Why This Experiment Changed Physics
The oil drop experiment did far more than measure one number.
It connected several major areas of physics together.
It Confirmed Charge Quantization
Electric charge was shown to exist in discrete units rather than continuous amounts.
That became a foundational idea in atomic physics and quantum theory.
It Helped Determine Avogadro’s Number
By combining the elementary charge with other measurements from electrochemistry, physicists could estimate Avogadro’s number more accurately.
That strengthened the connection between atoms, chemistry, and electricity.
It Improved Atomic Models
Once electron charge became known, scientists could better estimate:
- electron mass
- atomic structure
- electron behavior in matter
It Laid Foundations For Electronics
Every modern electronic system depends on controlled electron flow.
Understanding electron charge was essential for:
- vacuum tubes
- semiconductors
- transistors
- integrated circuits
- digital electronics
Without precise electrical constants, modern electrical engineering would have developed far more slowly.
How Scientists Measure Electron Charge Today
Modern measurements are dramatically more precise than Millikan’s original experiment.
Today, the elementary charge is defined exactly in the International System of Units (SI):
e =1.60217663 × 10-19 coulombs
Since the 2019 SI redefinition, the elementary charge is no longer experimentally measured for defining units.

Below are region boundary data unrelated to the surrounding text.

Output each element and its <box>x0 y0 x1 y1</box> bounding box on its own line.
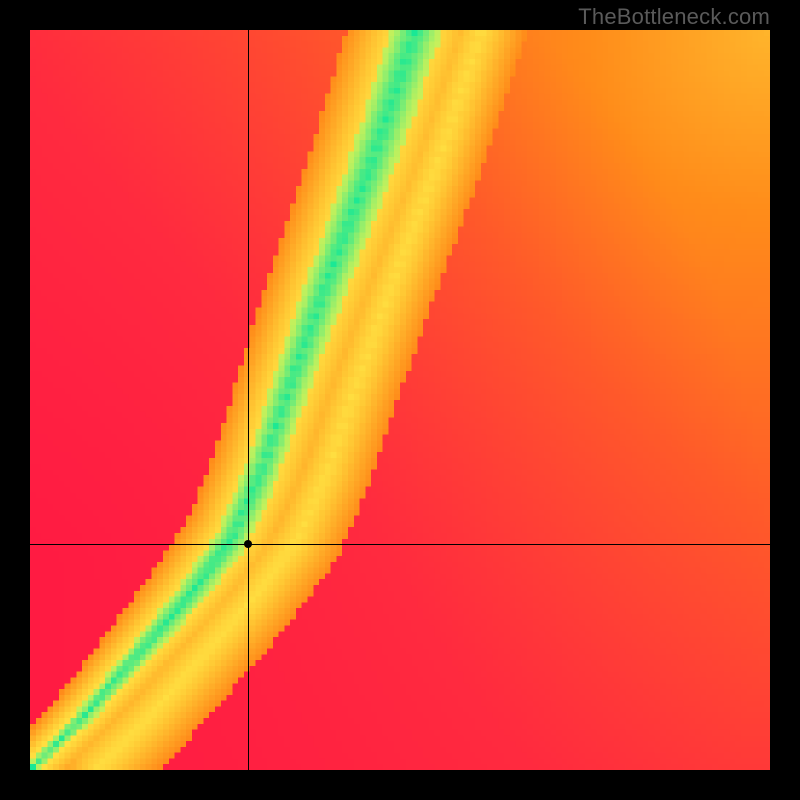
heatmap-canvas <box>30 30 770 770</box>
crosshair-horizontal <box>30 544 770 545</box>
watermark-text: TheBottleneck.com <box>578 4 770 30</box>
crosshair-vertical <box>248 30 249 770</box>
chart-container: TheBottleneck.com <box>0 0 800 800</box>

Instead, it is fixed exactly by definition.
Modern experiments involving electron charge use techniques such as:
- single-electron tunneling
- Josephson junctions
- quantum Hall effect measurements
- cryogenic quantum electrical standards
These methods operate at precision levels unimaginable in Millikan’s time.
Still, the oil drop experiment remains one of the clearest demonstrations of quantized charge ever devised.
It is simple enough to explain visually, yet deep enough to connect classical mechanics, electromagnetism, thermodynamics, and quantum physics.
That combination is probably why the experiment still appears in physics classrooms more than a century later.
A Tiny Number That Changed Science
The electron’s charge is one of the smallest measurable quantities in nature, yet it shapes almost every electrical process around us.
Every phone screen, computer chip, battery, radio antenna, and electric motor depends on the movement of electrons carrying this exact amount of charge.
Millikan’s experiment turned something invisible into something measurable.
And that changed physics from a mostly descriptive science into a far more quantitative one.
It gave scientists one of the fundamental constants needed to build modern atomic theory.
Not bad for a few floating drops of oil in a small chamber.